For the meantime, I would like to discuss one more thing of note about the film: the exemplary, emotive, and idiosyncratic lighting. Much has been said about the neo-noir lighting that bathes the majority of the night-time setting of the film in a gritty, grimy mask. The lighting is brilliant, and casts the twisted emotional states of the characters accross the film’s environments.

However, to my mind perhaps the most interesting element of the lighting is how it contributes to the frenetic pace of the film. This pace is established through several other significant elements. The Safdies favour longer takes, with very selective and sparse cuts that fixate the frame on the movement of the characters. This is coupled with the perpetual motion of Connie’s blocking – as the time pressure of built into the film’s narrative propels him uncomfortably and quickly through various city spaces in a state of unresting paranoia. The film is also largely composed of claustrophobic close-up shots that place the viewer uncomfortably close to the characters of the film, which promotes the audience to share their distress and need to always be on the move.

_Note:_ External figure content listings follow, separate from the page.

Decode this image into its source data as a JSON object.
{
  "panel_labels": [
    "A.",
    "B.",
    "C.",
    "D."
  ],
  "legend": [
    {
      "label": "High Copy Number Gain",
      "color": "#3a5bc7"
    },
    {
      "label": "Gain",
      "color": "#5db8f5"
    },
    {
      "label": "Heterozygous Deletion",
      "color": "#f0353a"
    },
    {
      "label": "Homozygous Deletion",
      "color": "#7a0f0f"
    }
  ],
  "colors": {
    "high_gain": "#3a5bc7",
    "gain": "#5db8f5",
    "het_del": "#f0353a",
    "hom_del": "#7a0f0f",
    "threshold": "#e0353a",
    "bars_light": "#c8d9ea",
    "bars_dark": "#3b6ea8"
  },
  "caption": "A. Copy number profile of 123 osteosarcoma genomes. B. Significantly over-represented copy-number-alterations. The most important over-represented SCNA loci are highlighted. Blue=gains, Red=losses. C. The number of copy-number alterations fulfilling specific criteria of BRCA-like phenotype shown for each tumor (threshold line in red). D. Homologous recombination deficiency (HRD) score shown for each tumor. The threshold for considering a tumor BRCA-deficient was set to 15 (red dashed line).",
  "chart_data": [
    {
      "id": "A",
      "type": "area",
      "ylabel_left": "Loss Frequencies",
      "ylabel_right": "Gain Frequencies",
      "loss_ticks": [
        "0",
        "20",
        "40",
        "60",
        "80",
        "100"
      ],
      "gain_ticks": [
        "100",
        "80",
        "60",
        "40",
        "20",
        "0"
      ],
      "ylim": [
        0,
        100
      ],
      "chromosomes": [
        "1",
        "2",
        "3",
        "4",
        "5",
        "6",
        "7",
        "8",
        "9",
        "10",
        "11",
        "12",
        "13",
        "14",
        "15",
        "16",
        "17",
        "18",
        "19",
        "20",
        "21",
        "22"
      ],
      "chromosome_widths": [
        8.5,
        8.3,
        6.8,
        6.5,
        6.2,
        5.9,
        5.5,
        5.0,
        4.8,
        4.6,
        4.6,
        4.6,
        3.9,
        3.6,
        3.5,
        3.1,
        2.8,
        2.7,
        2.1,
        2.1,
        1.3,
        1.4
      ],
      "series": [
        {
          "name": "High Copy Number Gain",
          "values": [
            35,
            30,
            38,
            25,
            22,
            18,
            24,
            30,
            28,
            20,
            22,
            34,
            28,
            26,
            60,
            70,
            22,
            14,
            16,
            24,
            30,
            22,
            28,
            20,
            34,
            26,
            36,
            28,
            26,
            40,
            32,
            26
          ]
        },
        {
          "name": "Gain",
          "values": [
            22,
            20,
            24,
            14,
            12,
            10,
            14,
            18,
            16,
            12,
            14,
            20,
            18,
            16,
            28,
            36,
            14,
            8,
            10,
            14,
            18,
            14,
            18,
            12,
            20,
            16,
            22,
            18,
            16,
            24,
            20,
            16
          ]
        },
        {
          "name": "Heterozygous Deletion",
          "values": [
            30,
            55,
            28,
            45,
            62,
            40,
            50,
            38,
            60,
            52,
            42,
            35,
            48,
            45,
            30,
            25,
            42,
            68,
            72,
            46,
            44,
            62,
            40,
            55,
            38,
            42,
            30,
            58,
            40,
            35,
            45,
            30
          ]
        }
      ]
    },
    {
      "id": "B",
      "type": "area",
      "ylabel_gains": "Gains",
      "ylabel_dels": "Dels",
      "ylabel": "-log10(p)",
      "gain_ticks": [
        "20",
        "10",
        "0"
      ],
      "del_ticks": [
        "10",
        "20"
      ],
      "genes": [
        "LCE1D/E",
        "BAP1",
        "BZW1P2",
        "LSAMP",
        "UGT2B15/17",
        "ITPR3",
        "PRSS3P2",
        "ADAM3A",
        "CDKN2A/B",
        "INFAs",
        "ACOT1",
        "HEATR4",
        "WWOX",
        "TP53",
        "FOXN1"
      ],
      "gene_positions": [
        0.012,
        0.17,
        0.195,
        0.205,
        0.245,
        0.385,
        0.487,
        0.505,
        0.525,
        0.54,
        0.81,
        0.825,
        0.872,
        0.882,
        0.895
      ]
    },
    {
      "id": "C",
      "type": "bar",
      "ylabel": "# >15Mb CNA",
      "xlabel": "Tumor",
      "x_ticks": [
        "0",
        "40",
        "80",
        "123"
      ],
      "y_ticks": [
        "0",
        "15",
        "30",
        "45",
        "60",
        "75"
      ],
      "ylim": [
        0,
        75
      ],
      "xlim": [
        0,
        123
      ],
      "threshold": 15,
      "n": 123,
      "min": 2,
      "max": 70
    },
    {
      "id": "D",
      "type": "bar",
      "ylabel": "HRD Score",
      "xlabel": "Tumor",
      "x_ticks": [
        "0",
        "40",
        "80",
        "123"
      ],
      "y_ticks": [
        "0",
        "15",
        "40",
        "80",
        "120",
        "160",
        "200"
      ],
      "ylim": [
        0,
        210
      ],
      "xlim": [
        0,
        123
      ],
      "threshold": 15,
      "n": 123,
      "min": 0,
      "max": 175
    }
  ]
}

I think the lighting plays a significant and very interesting role in establishing this unrelenting pace as well. As soon as Connie commences his journey to try and ‘rescue’ Nick, the film transitions from day to night: from natural lighting to what I’m going to call hyper-real lighting.
By ‘hyper-real’ I am referring to how lighting of the film is established to be coming from light sources in the environments – but dialed up to the extreme. The film is bathed in the neon and unnatural, sparse lighting of man-made environments. Rooms are constantly saturated in pink and red lights from neon signs, or the sickly blue green of a TV showing static, or the harsh halogen lighting of a hospital. These are not some of the light sources that make up the night-time scenes of the film, they are the only light sources. In one scene a character apologises to Connie that a room has a broken light, and so can only be lit by a TV showing static in the corner. These are not metaphorical coloured lights that exist for the viewer’s aesthetic pleasure. In the diegesis of the film, night-time is coloured and lit only by these unnatural and distinctive light sources.

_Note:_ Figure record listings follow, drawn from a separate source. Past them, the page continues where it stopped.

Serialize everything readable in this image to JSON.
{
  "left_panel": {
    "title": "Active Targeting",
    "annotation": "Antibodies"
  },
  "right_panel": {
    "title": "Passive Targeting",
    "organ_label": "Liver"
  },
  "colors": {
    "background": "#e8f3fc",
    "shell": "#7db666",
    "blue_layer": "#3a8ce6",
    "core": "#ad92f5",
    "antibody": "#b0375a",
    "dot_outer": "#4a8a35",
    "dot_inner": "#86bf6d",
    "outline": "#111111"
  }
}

This shift from natural to hyper-real lighting establishes Connie’s descent into an unrelenting, and ultimately inconsequential journey: his descent into his hyper-real rabbit hole. With its fantastically extreme nature, the lighting mirrors the intensity, violence and absurdity of the film’s characters.
Connie’s unresting fugue state that lasts the majority of the film is, and was always going to be, meaningless. There is no reality where Connie’s efforts result in a positive outcome. Yet, he enters a period of fantasy where there is the palpable belief that if he just keeps moving, perhaps there could be a positive ending. Of course, that does not happen. The sun comes up, and with the natural light the unnatural belief that this could result in any way but dismally dissipates. In this way, the lighting contributes to the environment that allows Connie’s delusions to life. It is those delusions that push this fever dream of a film forward and establishes its frenetic pace.
The fantastical lighting of the film’s nightscape has a distinct temporal quality. It contributes to the pace of the film by establishing an unnatural, hyper-real, grimy atmosphere where Connie’s manipulation, violence, and perpetual motion can intelligibly aim towards and fantasy that can – come the light of day – never realistically be attained.